The Light Ages
by Ian R. MacLeod
Steampunk’s an odd genre, infinitely promising both in its science-fictional and fantastic forms; but it’s relatively rare that actual steampunk works seem significant on more than a surface level. The form’s built up an intriguing visual vocabulary, indeed even an iconography, but it still seems to me that there’s territory yet to mine. The idea of a fantastic Victorian era, shaped by both the fantastic and the industrial, seems to hearken back both to the great Victorian social realists, who wrote of the mechanism of society and its effect on the individual, and to the great Victorian fantasists, who built the genres of fantasy and of ‘scientific romance’ that became sf. The potential seems to be there in steampunk for a fusion of these two approaches. But I don’t know how often that actually happens.

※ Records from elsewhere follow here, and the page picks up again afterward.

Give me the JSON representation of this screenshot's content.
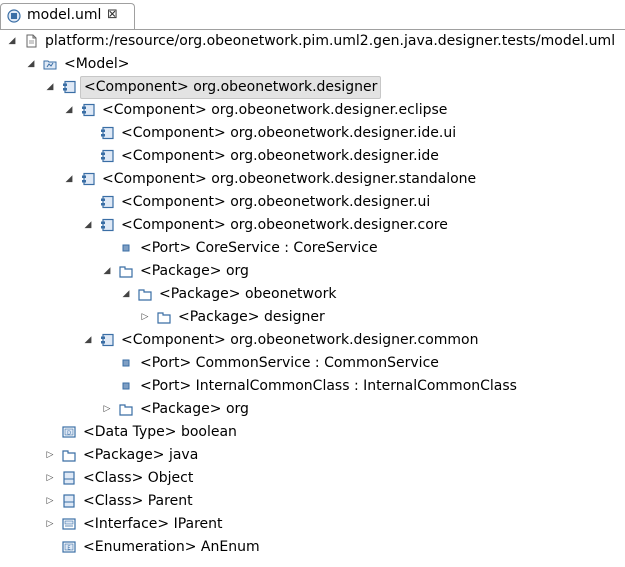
{
  "editor_tab": {
    "label": "model.uml",
    "close_glyph": "⊠",
    "icon": "uml-model-icon"
  },
  "tree": [
    {
      "label": "platform:/resource/org.obeonetwork.pim.uml2.gen.java.designer.tests/model.uml",
      "depth": 0,
      "toggle": "expanded",
      "icon": "resource-file-icon"
    },
    {
      "label": "<Model>",
      "depth": 1,
      "toggle": "expanded",
      "icon": "model-icon"
    },
    {
      "label": "<Component> org.obeonetwork.designer",
      "depth": 2,
      "toggle": "expanded",
      "icon": "component-icon",
      "selected": true
    },
    {
      "label": "<Component> org.obeonetwork.designer.eclipse",
      "depth": 3,
      "toggle": "expanded",
      "icon": "component-icon"
    },
    {
      "label": "<Component> org.obeonetwork.designer.ide.ui",
      "depth": 4,
      "toggle": "none",
      "icon": "component-icon"
    },
    {
      "label": "<Component> org.obeonetwork.designer.ide",
      "depth": 4,
      "toggle": "none",
      "icon": "component-icon"
    },
    {
      "label": "<Component> org.obeonetwork.designer.standalone",
      "depth": 3,
      "toggle": "expanded",
      "icon": "component-icon"
    },
    {
      "label": "<Component> org.obeonetwork.designer.ui",
      "depth": 4,
      "toggle": "none",
      "icon": "component-icon"
    },
    {
      "label": "<Component> org.obeonetwork.designer.core",
      "depth": 4,
      "toggle": "expanded",
      "icon": "component-icon"
    },
    {
      "label": "<Port> CoreService : CoreService",
      "depth": 5,
      "toggle": "none",
      "icon": "port-icon"
    },
    {
      "label": "<Package> org",
      "depth": 5,
      "toggle": "expanded",
      "icon": "package-icon"
    },
    {
      "label": "<Package> obeonetwork",
      "depth": 6,
      "toggle": "expanded",
      "icon": "package-icon"
    },
    {
      "label": "<Package> designer",
      "depth": 7,
      "toggle": "collapsed",
      "icon": "package-icon"
    },
    {
      "label": "<Component> org.obeonetwork.designer.common",
      "depth": 4,
      "toggle": "expanded",
      "icon": "component-icon"
    },
    {
      "label": "<Port> CommonService : CommonService",
      "depth": 5,
      "toggle": "none",
      "icon": "port-icon"
    },
    {
      "label": "<Port> InternalCommonClass : InternalCommonClass",
      "depth": 5,
      "toggle": "none",
      "icon": "port-icon"
    },
    {
      "label": "<Package> org",
      "depth": 5,
      "toggle": "collapsed",
      "icon": "package-icon"
    },
    {
      "label": "<Data Type> boolean",
      "depth": 2,
      "toggle": "none",
      "icon": "datatype-icon"
    },
    {
      "label": "<Package> java",
      "depth": 2,
      "toggle": "collapsed",
      "icon": "package-icon"
    },
    {
      "label": "<Class> Object",
      "depth": 2,
      "toggle": "collapsed",
      "icon": "class-icon"
    },
    {
      "label": "<Class> Parent",
      "depth": 2,
      "toggle": "collapsed",
      "icon": "class-icon"
    },
    {
      "label": "<Interface> IParent",
      "depth": 2,
      "toggle": "collapsed",
      "icon": "interface-icon"
    },
    {
      "label": "<Enumeration> AnEnum",
      "depth": 2,
      "toggle": "none",
      "icon": "enumeration-icon"
    }
  ],
  "colors": {
    "icon_blue": "#3a6ea5",
    "icon_fill": "#dfe9f6",
    "selection": "#e3e3e3"
  }
}
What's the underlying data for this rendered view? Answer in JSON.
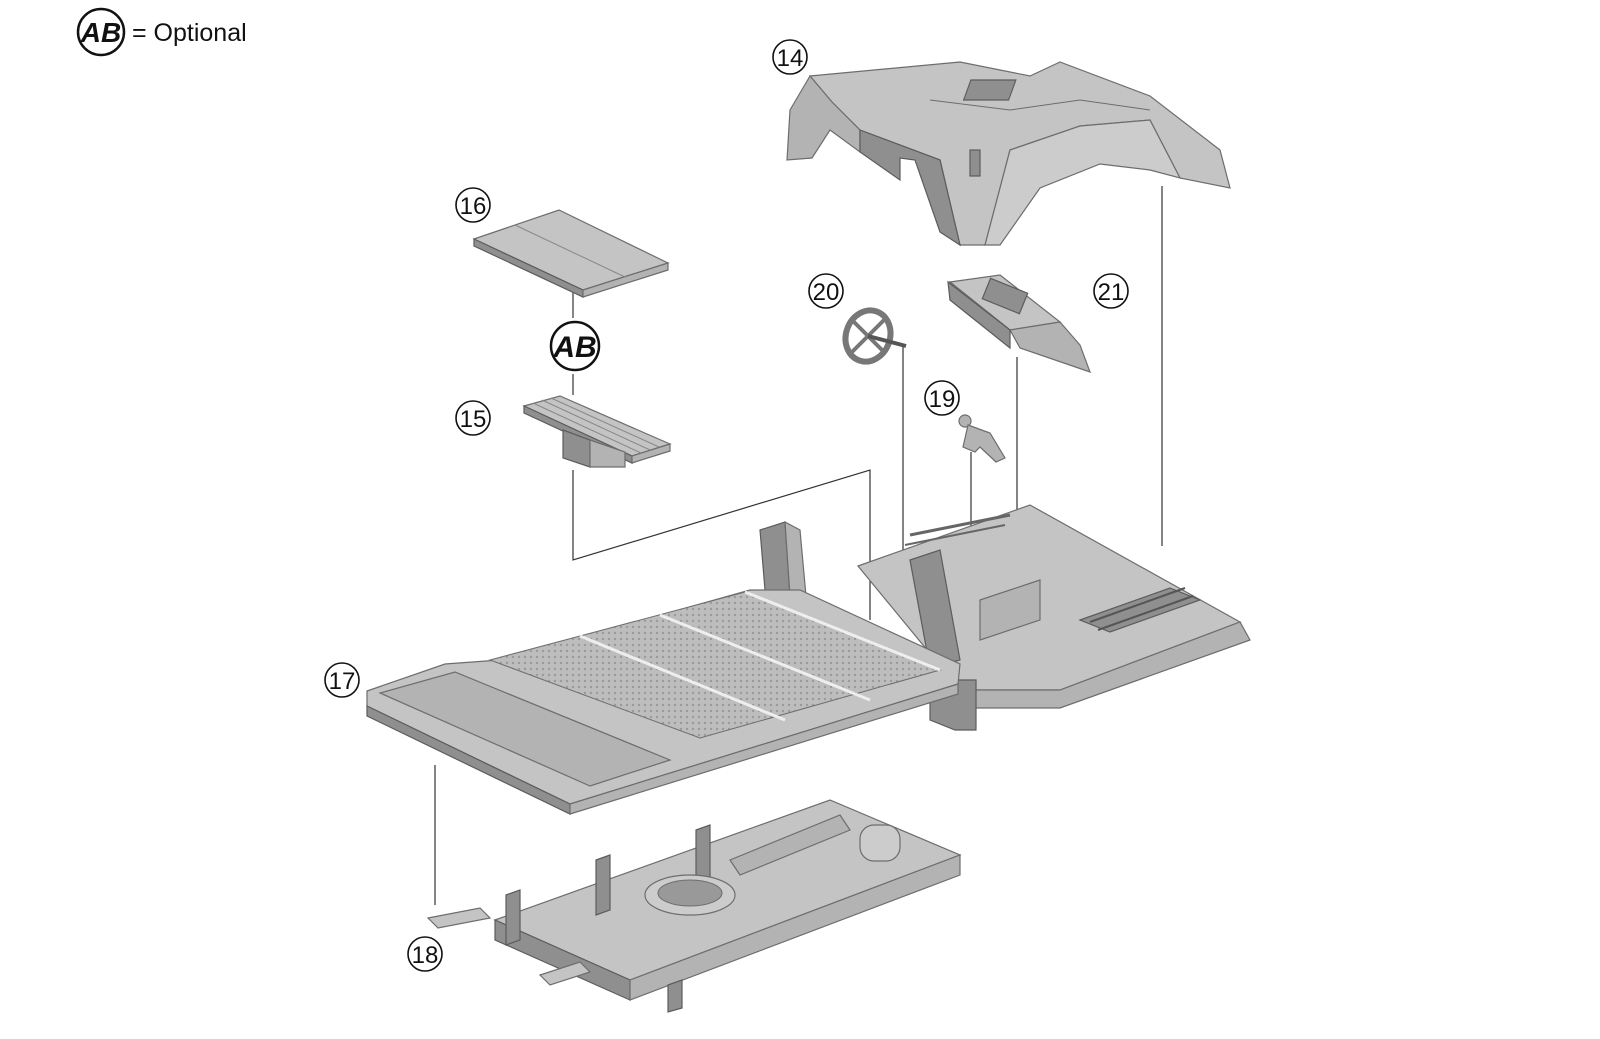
{
  "legend": {
    "symbol": "AB",
    "text": "= Optional"
  },
  "parts": [
    {
      "id": "p14",
      "number": "14"
    },
    {
      "id": "p15",
      "number": "15"
    },
    {
      "id": "p16",
      "number": "16"
    },
    {
      "id": "p17",
      "number": "17"
    },
    {
      "id": "p18",
      "number": "18"
    },
    {
      "id": "p19",
      "number": "19"
    },
    {
      "id": "p20",
      "number": "20"
    },
    {
      "id": "p21",
      "number": "21"
    }
  ],
  "optional_marker": {
    "symbol": "AB"
  },
  "colors": {
    "part_gray": "#b3b3b3",
    "outline": "#6d6d6d",
    "leader_line": "#333333"
  }
}
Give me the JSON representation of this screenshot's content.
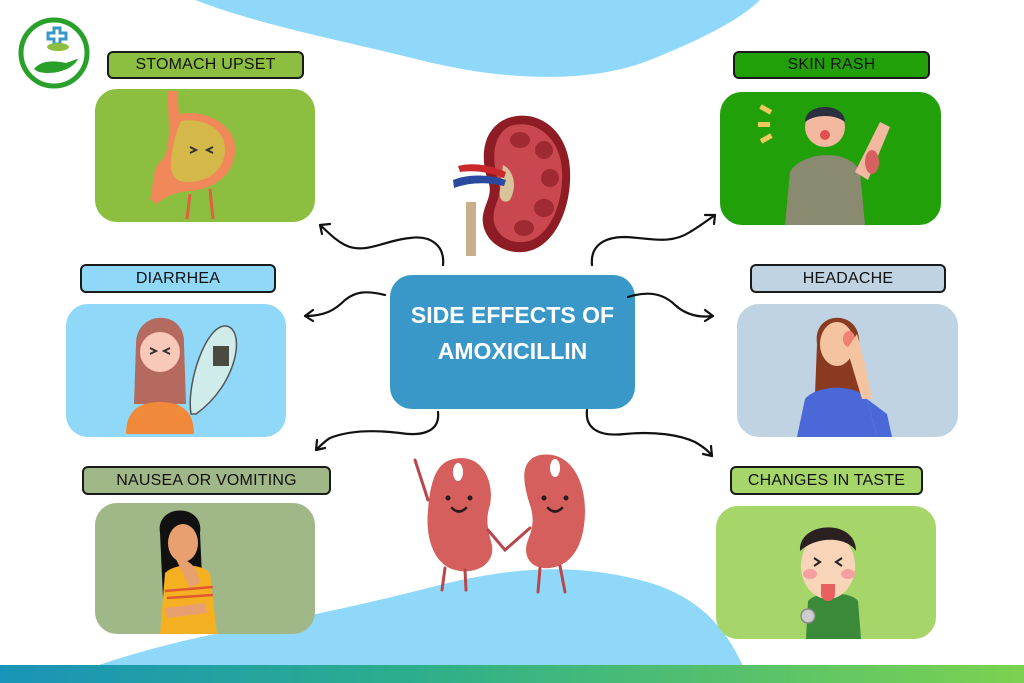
{
  "title": {
    "line1": "SIDE EFFECTS OF",
    "line2": "AMOXICILLIN"
  },
  "logo": {
    "icon": "medical-hand-cross-icon"
  },
  "side_effects": [
    {
      "id": "stomach-upset",
      "label": "STOMACH UPSET",
      "label_color": "#8cbf3f",
      "panel_color": "#8cbf3f",
      "illustration": "stomach-icon"
    },
    {
      "id": "skin-rash",
      "label": "SKIN RASH",
      "label_color": "#22a00a",
      "panel_color": "#22a00a",
      "illustration": "skin-rash-person-icon"
    },
    {
      "id": "diarrhea",
      "label": "DIARRHEA",
      "label_color": "#8fd8f8",
      "panel_color": "#8fd8f8",
      "illustration": "diarrhea-person-icon"
    },
    {
      "id": "headache",
      "label": "HEADACHE",
      "label_color": "#c0d3e2",
      "panel_color": "#c0d3e2",
      "illustration": "headache-person-icon"
    },
    {
      "id": "nausea",
      "label": "NAUSEA OR VOMITING",
      "label_color": "#a0b888",
      "panel_color": "#a0b888",
      "illustration": "nausea-person-icon"
    },
    {
      "id": "taste",
      "label": "CHANGES IN TASTE",
      "label_color": "#a6d66a",
      "panel_color": "#a6d66a",
      "illustration": "taste-person-icon"
    }
  ],
  "decorations": {
    "top_kidney": "anatomical-kidney-icon",
    "bottom_kidneys": "cartoon-kidneys-icon"
  },
  "colors": {
    "center_box": "#3a98c9",
    "blob": "#90d8fa",
    "footer_gradient_start": "#1a93b8",
    "footer_gradient_end": "#7cd24f"
  }
}
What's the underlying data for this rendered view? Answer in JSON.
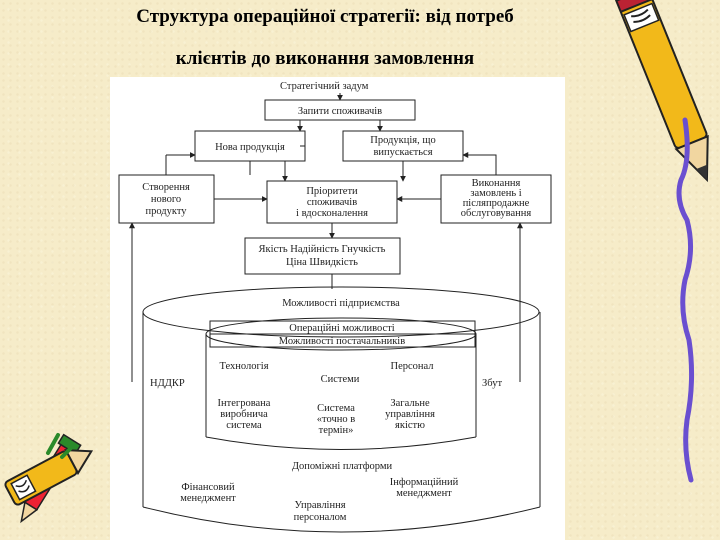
{
  "slide": {
    "title_line1": "Структура операційної стратегії: від потреб",
    "title_line2": "клієнтів до виконання замовлення"
  },
  "diagram": {
    "top_label": "Стратегічний задум",
    "needs": "Запити споживачів",
    "new_product": "Нова продукція",
    "existing_product": [
      "Продукція, що",
      "випускається"
    ],
    "create_new": [
      "Створення",
      "нового",
      "продукту"
    ],
    "priorities": [
      "Пріоритети",
      "споживачів",
      "і вдосконалення"
    ],
    "order_fulfillment": [
      "Виконання",
      "замовлень і",
      "післяпродажне",
      "обслуговування"
    ],
    "quality": [
      "Якість Надійність Гнучкість",
      "Ціна Швидкість"
    ],
    "capabilities": "Можливості підприємства",
    "operational": "Операційні можливості",
    "suppliers": "Можливості постачальників",
    "rnd": "НДДКР",
    "sales": "Збут",
    "technology": "Технологія",
    "systems": "Системи",
    "personnel": "Персонал",
    "integrated": [
      "Інтегрована",
      "виробнича",
      "система"
    ],
    "jit": [
      "Система",
      "«точно в",
      "термін»"
    ],
    "tqm": [
      "Загальне",
      "управління",
      "якістю"
    ],
    "support": "Допоміжні платформи",
    "finance": [
      "Фінансовий",
      "менеджмент"
    ],
    "info": [
      "Інформаційний",
      "менеджмент"
    ],
    "hr": [
      "Управління",
      "персоналом"
    ]
  }
}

Consider The Light Ages, which fairly explicitly hearkens back to the preoccupation of the Victorian realists with the world around them. In MacLeod’s world, industry is at work mining a substance called aether, which is magic; his story unfolds through the life of a poor boy named Robert Borrows, who grows into a revolutionary and brings about a great change in his world. Which is where things diverge from the realists, of course. In fact, it’s where traditional genre plot structures creep in; a couple of significant individuals bring about significant societal change by uncovering the hidden secrets which drive their world. It’s difficult to see how that applies to the world around us.
But on a more profound scale, I think the project of the realists has fallen apart in this book long beforehand. Consider the language of the novel, for example. A number of people (such as John Clute) have praised MacLeod’s writing style and use of language. I don’t particularly see the greatness in it. MacLeod’s style is certainly fine enough, but seems exceptionally modern for a world that is pre-modern in many of its sensibilities. The language doesn’t fit the story, because it doesn’t fit the characters, because it doesn’t fit the mentalities of the characters. The structure of the sentences, the construction of the paragraphs, sound like a modern novel; and, while it is ostensibly a tale told from a perspective following a great change in the world, the character doing the telling grew up in the earlier world.
So that’s a problem: the mentality and structure of MacLeod’s fictional society aren’t really reflected in the language his characters use. Generally, the politics of the novel reflect the same flaw; they’re very simple, and the way MacLeod presents his society is very reductive. There’s right, there’s wrong, and that’s really that. As opposed to either Dickensian grotesques, or to the depiction of rounded characters capable of both good-hearted and cruel actions.
If realism is ultimately not the strength of the book, neither is its use of the fantastic. I find MacLeod’s attempt at capturing a sense of wonder fall flat. On the one hand, aether’s described as a magical substance, but rarely seems to provoke any sense of the numinous or create any truly magical effects; on the other, MacLeod’s writing never catches the true magic to be found in the Victorian fantasists like George Macdonald or William Morris. It’s true that the book is about the industrial exploitation of magic, but one would hope revolutionaries opposed to such exploitation would be able to articulate the wonder that’s being so drastically thinned. But that never really happens.
So in the end, the book’s an interesting attempt, with sporadically interesting prose. I can’t say I found it particularly memorable. But I still have hope for seeing something better, both from the steampunk from, and indeed from Macleod as a writer.